Mr Santos said military operations would continue “on every single centimetre of national territory” during whatever peace process might emerge.

That statement was a clear allusion to the last peace dialogue held with the Farc, when the government surrendered a Switzerland-sized swathe of southern Colombia to the rebels from 1999-2002 and reconciliation efforts collapsed as the guerrillas continued to mount attacks on security forces, kidnap politicians and traffic in cocaine.

“We will learn from the errors of the past in order not to repeat them,” Mr Santos said.

His announcement followed a report yesterday by Venezuelan TV network Telesur that Colombia signed an agreement in Havana, Cuba, earlier in the day to begin peace talks in Oslo, Norway beginning in October.

Colombian officials would neither confirm nor deny those reports.

Mr Santos has faced withering criticism from his predecessor, conservative hardliner Alvaro Uribe, over his peace overtures to the Farc. The 61-year-old economist, from a prominent newspaper family, was Mr Uribe’s defence minister from 2006-2009 and overwhelmingly won election in 2010 in his coattails.

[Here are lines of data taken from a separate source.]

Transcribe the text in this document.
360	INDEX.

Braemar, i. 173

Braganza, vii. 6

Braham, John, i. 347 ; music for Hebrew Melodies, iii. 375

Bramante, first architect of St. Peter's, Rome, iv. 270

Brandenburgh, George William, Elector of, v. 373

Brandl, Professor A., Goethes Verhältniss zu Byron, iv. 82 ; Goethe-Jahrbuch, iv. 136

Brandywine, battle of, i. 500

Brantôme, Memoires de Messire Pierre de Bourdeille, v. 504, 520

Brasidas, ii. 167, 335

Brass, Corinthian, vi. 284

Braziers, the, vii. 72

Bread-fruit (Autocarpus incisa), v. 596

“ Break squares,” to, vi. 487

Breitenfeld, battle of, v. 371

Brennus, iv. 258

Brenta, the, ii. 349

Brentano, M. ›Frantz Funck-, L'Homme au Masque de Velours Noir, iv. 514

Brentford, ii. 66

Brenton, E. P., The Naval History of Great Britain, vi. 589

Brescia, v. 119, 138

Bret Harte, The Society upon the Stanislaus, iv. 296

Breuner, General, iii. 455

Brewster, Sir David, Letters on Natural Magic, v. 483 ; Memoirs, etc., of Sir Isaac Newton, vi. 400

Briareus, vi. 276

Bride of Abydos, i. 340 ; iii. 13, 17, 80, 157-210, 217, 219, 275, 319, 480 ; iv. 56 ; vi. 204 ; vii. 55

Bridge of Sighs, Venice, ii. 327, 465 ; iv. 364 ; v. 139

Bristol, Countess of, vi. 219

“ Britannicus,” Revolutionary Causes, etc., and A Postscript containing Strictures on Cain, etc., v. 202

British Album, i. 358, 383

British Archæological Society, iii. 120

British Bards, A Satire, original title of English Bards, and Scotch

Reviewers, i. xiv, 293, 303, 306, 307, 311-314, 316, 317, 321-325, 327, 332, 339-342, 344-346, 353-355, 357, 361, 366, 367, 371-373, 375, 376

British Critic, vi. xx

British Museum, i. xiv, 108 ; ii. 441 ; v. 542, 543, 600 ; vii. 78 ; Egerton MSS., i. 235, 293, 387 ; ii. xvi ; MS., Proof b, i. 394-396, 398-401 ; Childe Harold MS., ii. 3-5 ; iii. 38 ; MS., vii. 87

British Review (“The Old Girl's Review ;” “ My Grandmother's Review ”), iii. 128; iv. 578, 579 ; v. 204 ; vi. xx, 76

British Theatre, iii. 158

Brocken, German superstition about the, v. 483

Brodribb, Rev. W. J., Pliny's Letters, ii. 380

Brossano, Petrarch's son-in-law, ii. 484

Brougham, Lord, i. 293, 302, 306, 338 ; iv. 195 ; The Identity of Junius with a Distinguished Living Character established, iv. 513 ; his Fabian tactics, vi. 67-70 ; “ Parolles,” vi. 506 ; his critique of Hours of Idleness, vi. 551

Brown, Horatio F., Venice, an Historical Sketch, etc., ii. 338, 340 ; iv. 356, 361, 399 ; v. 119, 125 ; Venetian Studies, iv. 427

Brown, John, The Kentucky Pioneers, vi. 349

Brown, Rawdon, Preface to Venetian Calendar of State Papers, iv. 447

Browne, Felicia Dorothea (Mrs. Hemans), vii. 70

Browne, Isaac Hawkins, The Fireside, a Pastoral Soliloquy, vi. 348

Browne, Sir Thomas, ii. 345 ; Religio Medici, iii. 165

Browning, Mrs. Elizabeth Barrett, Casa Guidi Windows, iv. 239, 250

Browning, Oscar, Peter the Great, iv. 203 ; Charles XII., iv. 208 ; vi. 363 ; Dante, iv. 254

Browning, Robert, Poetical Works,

Mr Santos also mentioned in his address that Colombia’s number two rebel band, the National Liberation Army, known by its Spanish-language initials ELN, had expressed a desire to participate in peace talks and said “they, too, could be part of this effort to end the conflict”.

The ELN, believed to number no more than 3,000 fighters, has also held failed peace talks with the government in the past.

In addition to Colombian territory, both the FARC and ELN operate out of rearguard positions in neighbouring countries, especially Venezuela.

That country’s president, Hugo Chavez, has been accused in the past by Colombian officials of providing refuge to Colombian rebels and the US has accused senior Venezuela military officials of providing the Farc with arms and helping it traffic in cocaine.

Mr Santos, a social progressive, has sought to create the conditions for peace through an ambitious program for returning land stolen from far-right militias to Colombia’s displaced, who number in the hundreds of thousands. But he has faced stiff resistance in rural Colombia, where right-wing criminal bands remain well-entrenched despite a peace pact made during Mr Uribe’s first term under which they purportedly laid down their arms.

Mr Santos has suffered badly in the polls in recent months, dropping from 64% approval in April to 48% in June.

Analysts welcomed Mr Santos’ announcement but stressed that a raft of formidable obstacles stand between him and peace with the Farc, beginning with the government’s ability to guarantee the safety of demobilised rebels.

A serious attempt in the 1980s to attain peace with the Farc also failed, in large part due to the wholesale slaughter by right-wing death squads of an estimated 5,000 rebels who decided to lay down their arms and enter politics.

Ariel Avila of the Nuevo Arco Iris think-tank said he feared Mr Santos was making “a risky bet” because any eventual peace dialogue was apt to get “trapped in the electoral process” that culminates in 2014 presidential elections.

Mr Santos has not announced whether he will seek re-election.